While corporate businesses are laying a good foundation for value, Mr Norrish said some of those family farming enterprises were small corporate businesses in their own right.
He said those enterprises seemed to have access to large amounts of capital, which was either at hand or easily leveraged against the equity in their current business.
"Well-managed farming businesses are still being encouraged by their financiers to increase their scale of operation," Mr Norrish said.
"New technology and methods of farming have really driven the younger generation into the market, particularly in recent years.
"The younger people can see plenty of upsides and are excited by the opportunities being created by the recent and rapid upgrades to farming methodology".
In his own area, the Central Midlands region, Mr Norrish said the main market drivers were farmers aged 28 to 40-years-old.
He said they had generally taken over managing the farming operation or were in the process of doing so.
"They have the full co-operation of the older generation to expand and be quite aggressive in their approach,'' Mr Norrish said.

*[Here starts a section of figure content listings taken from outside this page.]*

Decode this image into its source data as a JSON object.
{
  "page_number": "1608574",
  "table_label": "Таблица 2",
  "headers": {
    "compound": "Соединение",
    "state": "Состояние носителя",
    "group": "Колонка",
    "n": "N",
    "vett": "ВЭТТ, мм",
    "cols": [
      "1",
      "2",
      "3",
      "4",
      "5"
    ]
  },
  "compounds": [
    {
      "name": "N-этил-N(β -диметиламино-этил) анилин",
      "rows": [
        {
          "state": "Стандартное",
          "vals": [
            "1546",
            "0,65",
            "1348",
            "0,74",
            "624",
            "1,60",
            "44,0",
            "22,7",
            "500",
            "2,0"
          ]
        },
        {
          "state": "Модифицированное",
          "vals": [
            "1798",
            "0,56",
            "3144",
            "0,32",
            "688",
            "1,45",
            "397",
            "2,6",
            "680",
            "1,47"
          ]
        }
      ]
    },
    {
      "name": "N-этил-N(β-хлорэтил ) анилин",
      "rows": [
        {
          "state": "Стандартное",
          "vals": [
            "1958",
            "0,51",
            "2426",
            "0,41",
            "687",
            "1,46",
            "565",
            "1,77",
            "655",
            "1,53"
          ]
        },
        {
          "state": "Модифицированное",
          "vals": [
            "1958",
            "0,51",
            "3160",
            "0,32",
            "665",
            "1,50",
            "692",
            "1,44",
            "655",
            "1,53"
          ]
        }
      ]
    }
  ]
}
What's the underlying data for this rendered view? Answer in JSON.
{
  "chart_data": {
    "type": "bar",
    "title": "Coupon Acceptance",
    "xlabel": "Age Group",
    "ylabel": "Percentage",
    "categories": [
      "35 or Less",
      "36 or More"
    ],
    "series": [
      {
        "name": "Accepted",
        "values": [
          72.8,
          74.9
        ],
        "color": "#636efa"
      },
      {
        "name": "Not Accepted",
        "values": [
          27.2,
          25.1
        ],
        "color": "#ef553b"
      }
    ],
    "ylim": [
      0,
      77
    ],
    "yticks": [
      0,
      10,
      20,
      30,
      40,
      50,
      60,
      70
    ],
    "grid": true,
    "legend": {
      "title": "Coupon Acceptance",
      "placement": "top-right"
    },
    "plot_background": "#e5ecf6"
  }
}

"They have no option but to either meet the market or pay overs in doing so, thereby creating a new benchmark in price.
"They are using their existing capital of their farm to lever into more land, wherever they possibly can."
Mr Norrish said most of that demand had come from families where there were multiple siblings.
That was where each individual wanted a certain unit of land measure to "grow and maintain the status quo".
He said it is well known farmers in the Esperance region has a massive appetite to build their enterprises and were running out of quality land to meet that requirement.
"There is nowhere else to go but west and north, consequently agents are seeing occasional Esperance operations making purchases in the Great Southern and northern regions," Mr Norrish said.
"Esperance is a young farming fraternity that is growing rapidly - they see the positives in owning more land and farming using all modern techniques.
"They are out there buying land wherever they possibly can and are paying above local market value in areas west and north.
"They see these opportunities as being of good value as compared to what they are going to have to pay in Esperance.
"This new age group are quite bullish and are prepared to take risks."
LAWD director Simon Wilkinson had seen second and third generation farmers looking to take family generational businesses to the next level.
Mr Wilkinson said that demand was seen across all agricultural areas from Geraldton to Esperance.
He said many were looking at different ways to finance their growth by moving outside of traditional bank finance and working in collaboration with other financial providers.
"Whilst the banks have a critical role to play, there are other options to work closely with other industry players within the supply chain.
"You have some people that are looking at livestock finance and inputs and others who are looking at more share farming and leasing on a longer term.
"That is so they have that continuity or security of tenure, rather than short-term lease option and hope you get the next option".
Mr Wilkinson said the rise in younger farmers buying into the market had always been there, however there was a massive transition at the start of COVID, in particular.
That was with lower interest rates making it more attractive alongside some good years in farming.
At the same time, he said there has been a gradual realisation that agriculture was still one of the greatest and most humbling industries to be involved in in the world.
"You are feeding and clothing people in a sustainable way - what a great outcome," Mr Wilkinson said.
"I think there's a sense of realisation from up and coming agricultural enthusiasts that ag is such a majorly important part of the world."